ジェームズ・ピアソン、南仏・アノの岩場でE10 7a を初登

文=climber.co.uk  訳=羽鎌田学

フランスからホットなニュースが届いた。ジェームズ・ピアソンがアノで、“Le Voyage”(ル・ヴワィヤージュ)E10 7aを初登したというのだ。 「このルート、かつて一度も登ったことのない最高の“新しい”トラッドルートだった、と言えます」このコメントから、彼が最新の力作にいかに満足しているかがわかるだろう。
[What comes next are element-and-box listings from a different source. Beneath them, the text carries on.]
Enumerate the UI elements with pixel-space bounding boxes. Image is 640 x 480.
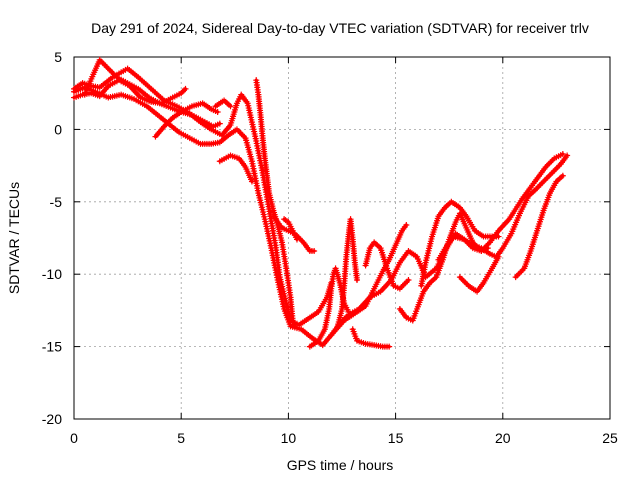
data-series-arc-17	[418, 198, 502, 289]
data-series-arc-2	[71, 84, 566, 349]
data-series-arc-14	[328, 221, 410, 339]
data-series-arc-18	[435, 152, 571, 263]
y-tick-label: -5	[50, 194, 63, 210]
data-point	[495, 233, 502, 240]
data-point	[227, 103, 234, 110]
x-tick-label: 10	[281, 430, 297, 446]
plot-frame	[73, 56, 611, 420]
y-tick-label: -20	[42, 411, 62, 427]
chart-title: Day 291 of 2024, Sidereal Day-to-day VTE…	[91, 20, 589, 36]
data-point	[216, 120, 223, 127]
data-point	[405, 276, 412, 283]
data-series-arc-13	[349, 326, 393, 350]
data-point	[354, 276, 361, 283]
series-line	[72, 85, 565, 347]
data-series-arc-6	[212, 97, 234, 110]
data-point	[293, 236, 300, 243]
data-series-arc-15	[362, 239, 412, 292]
y-tick-label: 0	[54, 121, 62, 137]
data-point	[345, 308, 352, 315]
data-point	[248, 178, 255, 185]
data-point	[495, 253, 502, 260]
data-series-arc-20	[512, 172, 566, 281]
data-point	[291, 323, 298, 330]
data-point	[182, 85, 189, 92]
data-series-arc-10	[281, 216, 300, 243]
data-series-arc-16	[396, 210, 491, 324]
data-series-arc-12	[334, 216, 361, 330]
x-tick-label: 25	[602, 430, 618, 446]
x-axis-title: GPS time / hours	[287, 457, 394, 473]
data-series-arc-7	[216, 152, 255, 185]
data-point	[386, 343, 393, 350]
data-point	[559, 151, 566, 158]
data-point	[311, 248, 318, 255]
data-point	[214, 109, 221, 116]
x-tick-label: 5	[177, 430, 185, 446]
y-tick-label: -10	[42, 266, 62, 282]
x-tick-label: 0	[70, 430, 78, 446]
axis-ticks: 0 5 10 15 20 25 5 0 -5 -10 -15 -20	[42, 49, 618, 446]
y-axis-title: SDTVAR / TECUs	[6, 182, 22, 294]
data-series-arc-19	[456, 253, 502, 295]
x-tick-label: 20	[495, 430, 511, 446]
data-point	[564, 152, 571, 159]
plot-area	[71, 56, 571, 350]
x-tick-label: 15	[388, 430, 404, 446]
data-series-arc-5	[152, 100, 221, 140]
data-point	[559, 172, 566, 179]
series-line	[72, 66, 333, 327]
y-tick-label: 5	[54, 49, 62, 65]
data-point	[403, 221, 410, 228]
y-tick-label: -15	[42, 339, 62, 355]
ニースの北西、車で2時間ほどのところにあるアノ、1980年代から徐々に開拓、整備が進んで来たクライミングエリアである(ちなみに以前はアンノットと表記されていた)。周辺の山々には、ちょっとした岩壁と数々の砂岩のボルダ―が点在している。ここは、ボルダリング、スポートクライミング、トラッドクライミングの3種類のクライミングを楽しむことができるエリアだ。今回ジェームズ・ピアソンは、当エリアで最難、かつ最高のプロジェクトに出会い、それを初登したのである。

アノのトラッドルートは、コーナーに開いたクラックを登るものがほとんどだ。しかし“Le Voyage”のラインは、存在感のある美しいフェースに引かれ、そこには登るために必要最小限の数のホールドと、極めて重要なことであるが、ギアをセットできる箇所まで存在するのである。ジェームズはロケーションとルートについて次のように説明する。

「壁は、アプローチが簡単なセクターのひとつにあって、絶対に見逃すことはありませんよ。そこはもっとも素晴らしいセクターと言ってもいいでしょう。誰の目にも明らかなその壁に、下から上まで一本の見事なラインが引かれているのです。そのセクターは “Chambre du Roi”(シャンブル・デュ・ロワ)と呼ばれているのですが、そのセクターのど真ん中に壁はあるのです。そして、その上にいくに従って少しずつ傾斜を増していく壁には、途切れ途切れでもなんとか取付きから上まで続けていけそうな40mの一本のクラックが刻まれているのです。クラックの途切れているところは、壁に開いたポケットをプロテクションのセットに使えるのですが、スモールサイズのギアを辛うじてきめられるくらいに小さいのです」

トライ開始から成功までには5日間が必要だった。ジェームズはそのトライを次のように話す。「ムーブを解決するのがやっかいでしたね。パンプも激しくて。私が登ったトラッドルートで最難の一本であることは疑いありません。ただ今回は難易度についていろいろ言うかわりに、そのラインの質を強調したいですね。先ずは見て下さい。それはもう美しい、の一言に尽きます。まさに自然が創り出した驚くべきものです。もしルート上のホールドがひとつでも欠けたら、このルートは存在しなくなるでしょう。こんなルートがまだあったなんて信じられませんよ。特にここアノでは、他のフェース状の壁の多くがブランクセクションだらけなのですから。“Le Voyage”は、私が登ったことのあるルートの中で、最高の“新しい”トラッドルートであることは間違いありません」

※Eグレード=英国発祥のトラッド独自のグレード。Eで始まる(EはExtremeであるからもちろんそれ以下にHVS,VS,HSなどがある)形容詞グレードと、あとに続くテクニカルグレードからなり、この差が大きいほど危険と言うことになる。たとえばスコットランドのAchemineはE9 6cだが、ムーブが6cにも関わらずE9とグレーディングされているということはいかに危険なルートであるかということだ。

※E10 7aとグレーディングされたおもなルート
2000年、二ール・ベントレーによる南バーべッジのEquilibrium。
2000年、ジョン・デューンによるトフェットウォールのBreathless。
2007年、ジェームス・ピアソンによる北バーベッジのThe Promise。
2008年、ジェームス・ピアソンによるクラットクリフのThe Groove E10 7b。
変わり種ではアルノー・プティが2011年、セユーズで登ったレトロトラッドのBlack Beans(8b)。
そしてこの上には2006年、デイブ・マクリードによるスコットランドのRhapsody E11 7a(まれに5.14cと換算されている)がある。